Are seaweed-controlled oral cell therapies the future of inflammatory bowel disease (IBD) therapy? That is the question posed by the latest deal from Genentech, which is teaming up with Novome Biotechnologies to study a novel approach to the indication. 

The deal sees Genentech pay $15 million upfront and commit up to $590 million in milestones for the chance to work with Novome on a multitarget IBD collaboration. Novome will handle research up to the start of IND-enabling studies, with Genentech handling clinical trials and commercialization of any candidates that make it that far. 

Partnering with Novome gives Genentech access to the fruits of a platform that grew out of work at Stanford University, where Justin Sonnenburg, Ph.D., and collaborators showed they could use a molecule found in nori seaweed to control the abundance of a Bacteroides strain in the mouse gut.

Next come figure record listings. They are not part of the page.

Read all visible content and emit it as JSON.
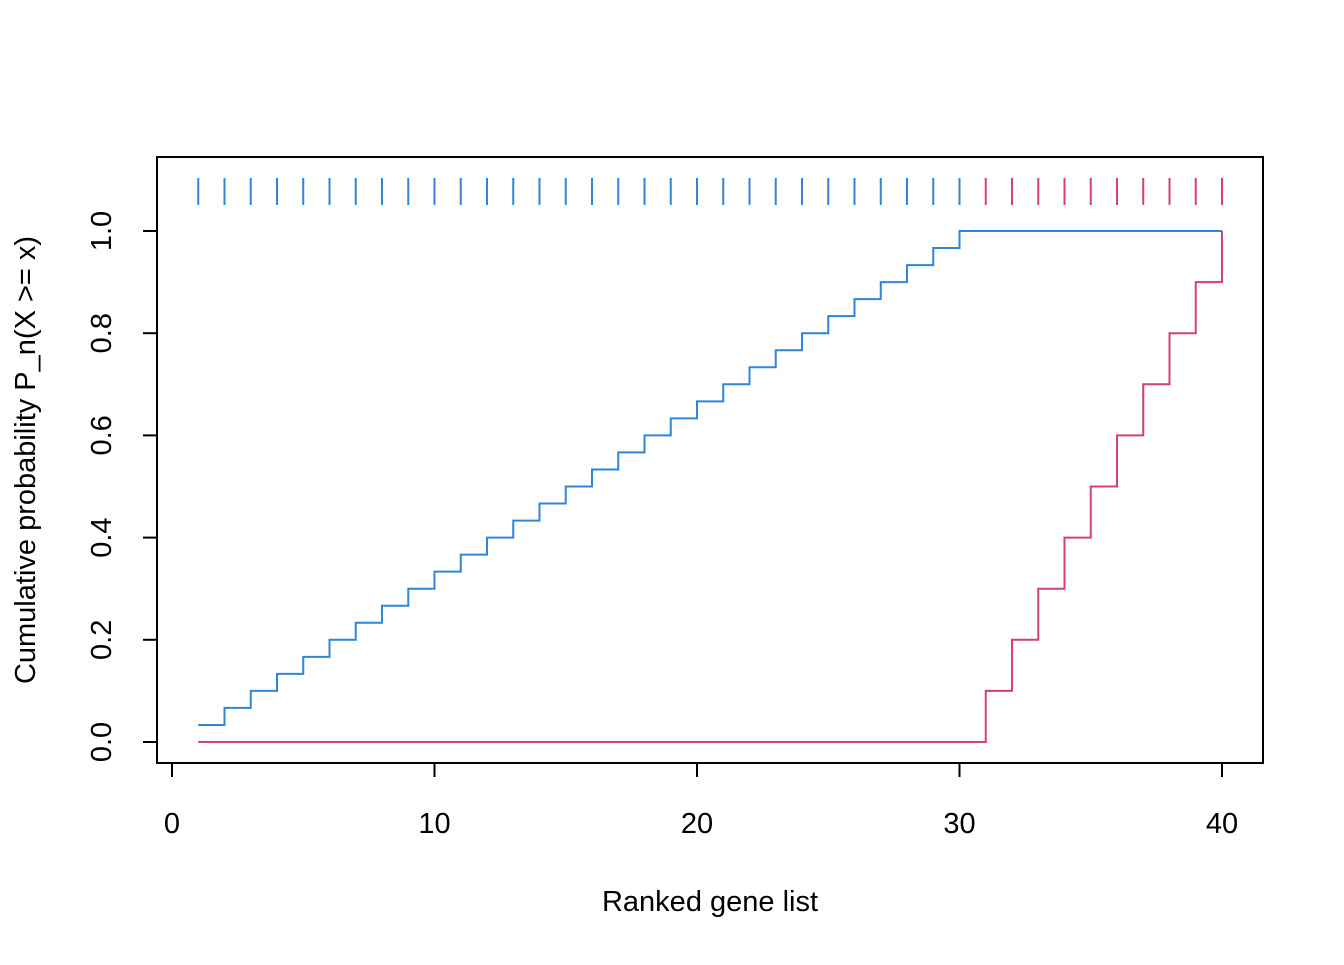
{
  "chart_data": {
    "type": "line",
    "title": "",
    "xlabel": "Ranked gene list",
    "ylabel": "Cumulative probability P_n(X >= x)",
    "xlim": [
      0,
      40
    ],
    "ylim": [
      0,
      1
    ],
    "x_ticks": [
      0,
      10,
      20,
      30,
      40
    ],
    "x_tick_labels": [
      "0",
      "10",
      "20",
      "30",
      "40"
    ],
    "y_ticks": [
      0,
      0.2,
      0.4,
      0.6,
      0.8,
      1.0
    ],
    "y_tick_labels": [
      "0.0",
      "0.2",
      "0.4",
      "0.6",
      "0.8",
      "1.0"
    ],
    "grid": false,
    "legend": "none",
    "series": [
      {
        "color": "#2F86D9",
        "step": "post",
        "x": [
          1,
          2,
          3,
          4,
          5,
          6,
          7,
          8,
          9,
          10,
          11,
          12,
          13,
          14,
          15,
          16,
          17,
          18,
          19,
          20,
          21,
          22,
          23,
          24,
          25,
          26,
          27,
          28,
          29,
          30,
          40
        ],
        "y": [
          0.0333,
          0.0667,
          0.1,
          0.1333,
          0.1667,
          0.2,
          0.2333,
          0.2667,
          0.3,
          0.3333,
          0.3667,
          0.4,
          0.4333,
          0.4667,
          0.5,
          0.5333,
          0.5667,
          0.6,
          0.6333,
          0.6667,
          0.7,
          0.7333,
          0.7667,
          0.8,
          0.8333,
          0.8667,
          0.9,
          0.9333,
          0.9667,
          1.0,
          1.0
        ]
      },
      {
        "color": "#D6416A",
        "step": "post",
        "x": [
          1,
          31,
          32,
          33,
          34,
          35,
          36,
          37,
          38,
          39,
          40
        ],
        "y": [
          0,
          0.1,
          0.2,
          0.3,
          0.4,
          0.5,
          0.6,
          0.7,
          0.8,
          0.9,
          1.0
        ]
      }
    ],
    "rug": {
      "blue_positions": [
        1,
        2,
        3,
        4,
        5,
        6,
        7,
        8,
        9,
        10,
        11,
        12,
        13,
        14,
        15,
        16,
        17,
        18,
        19,
        20,
        21,
        22,
        23,
        24,
        25,
        26,
        27,
        28,
        29,
        30
      ],
      "red_positions": [
        31,
        32,
        33,
        34,
        35,
        36,
        37,
        38,
        39,
        40
      ],
      "blue_color": "#2F86D9",
      "red_color": "#D6416A"
    }
  }
}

The work opened the door to the development of oral cell therapies that colonize the gut—limiting the size of the initial dose—which can be dialed up or down by changes to the dosing of the prebiotic. 

South San Francisco-based Novome, which employs several researchers behind the Stanford work, has built on the findings by developing a pipeline of prospects led by a phase 1 treatment for enteric hyperoxaluria, a leading cause of kidney stones. The biotech is applying the platform to irritable bowel syndrome, ulcerative colitis and immuno-oncology in earlier-stage projects. 

RELATED: Genentech signs $534M deal with Microbiotica to search gut bacteria for IBD targets, new drugs

Novome engineers its microbes to deliver “novel and validated cargo,” CEO Blake Wise said in a statement, resulting in cells designed to have targeted therapeutic activities. Wise spent 13 years at Genentech, rising to the post of VP of its biooncology unit before leaving to join Achaogen.

Genentech and parent company Roche have a long-standing interest in IBD, having bet big on the dual anti-integrin etrolizum­ab only to see the candidate flame out in phase 3. The development of etrolizum­ab was supported by a microbiome deal with Microbiotica to analyze samples taken from recipients of the medicine.